La décision illustre la rigueur du mécanisme légal. Même si le décompte produit montre que la locataire avait repris le paiement du loyer courant en octobre, novembre et décembre 2024, cette reprise n’a pas suffi à paralyser l’effet de la clause. Le paiement partiel postérieur au commandement ne purge pas l’arriéré visé et ne fait pas obstacle à l’acquisition de la clause résolutoire.
II. L’absence de pouvoir d’office du juge en matière de délais de paiement
La décision se prononce sur les limites des pouvoirs du juge face à un locataire non comparant (A), ce qui conduit à s’interroger sur la portée de cette solution au regard de l’objectif de prévention des expulsions (B).

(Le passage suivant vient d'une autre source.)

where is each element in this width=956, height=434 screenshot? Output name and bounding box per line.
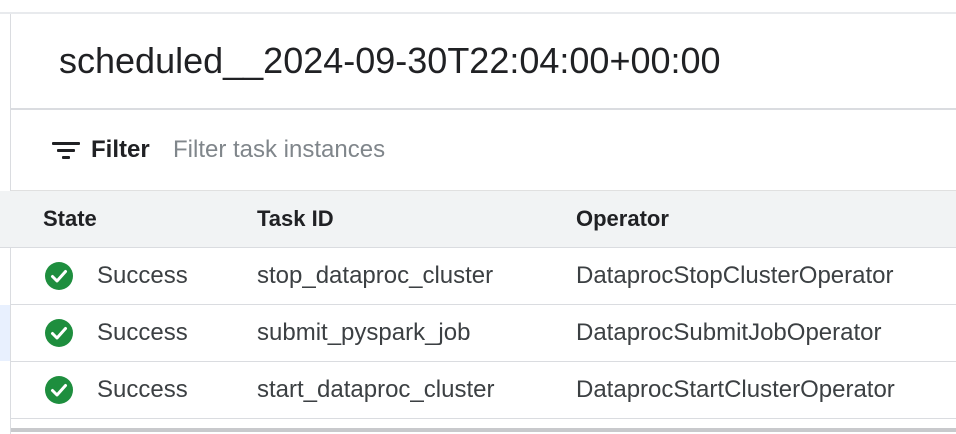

A. L’exigence d’une demande expresse de délais
L’article 24 de la loi du 6 juillet 1989 permet au juge d’accorder des délais de paiement au locataire et de suspendre les effets de la clause résolutoire. Cette faculté constitue une dérogation majeure au principe d’automaticité de la résiliation. La jurisprudence de la Cour de cassation a toutefois précisé que ces délais ne peuvent être accordés d’office.
Le juge bordelais fait une application stricte de ce principe. Il relève que la locataire a repris le paiement du loyer courant et que « l’absence de décompte plus actuel laisse penser que cette reprise a continué jusqu’à la date de l’audience ». Cette circonstance aurait pu justifier l’octroi de délais suspensifs permettant à la locataire d’apurer progressivement sa dette tout en conservant son logement.
Cependant, le juge constate qu’« aucune demande de délais suspensifs de la clause résolutoire n’a été formulée de sa part par écrit adressé au tribunal ». Il en déduit que, « faute de présence à l’audience, et d’élément transmis permettant de caractériser sa capacité à apurer sa dette locative, alors que la bailleresse n’a pas formulé de demande de délais au profit de sa locataire, le juge ne dispose pas du pouvoir de l’accorder d’office ».
B. Les implications de cette solution sur la politique de prévention des expulsions
Cette position soulève des interrogations au regard des objectifs poursuivis par le législateur en matière de prévention des expulsions locatives. La loi du 27 juillet 2023 a renforcé les dispositifs d’accompagnement social des locataires en difficulté, notamment par la saisine obligatoire de la commission de coordination des actions de prévention des expulsions. Le juge relève d’ailleurs que cette saisine « n’est pas une condition de recevabilité en présence d’un bailleur personne physique ».
La non-comparution du locataire et son absence de réponse aux convocations du service préfectoral placent le juge dans une situation délicate. D’un côté, le respect du principe dispositif interdit au juge de se substituer aux parties dans la formulation de leurs demandes. De l’autre, l’objectif constitutionnel de droit au logement pourrait justifier une approche plus protectrice.
La décision tranche en faveur du strict respect des règles processuelles. Le juge ne peut accorder d’office des délais qui n’ont pas été demandés, même lorsque les circonstances de fait pourraient le justifier. Cette solution, conforme à la jurisprudence de la Cour de cassation, fait peser sur le locataire la responsabilité de sa propre défense. L’inertie procédurale de la locataire, qui n’a comparu ni ne s’est fait représenter, la prive du bénéfice des mesures protectrices que la loi met à sa disposition.
La portée de cette ordonnance demeure limitée au cas d’espèce, s’agissant d’une décision de premier ressort susceptible d’appel. Elle illustre néanmoins la tension entre l’automaticité du mécanisme de la clause résolutoire et les tempéraments que le législateur a voulu y apporter, tempéraments qui restent subordonnés à l’initiative du locataire.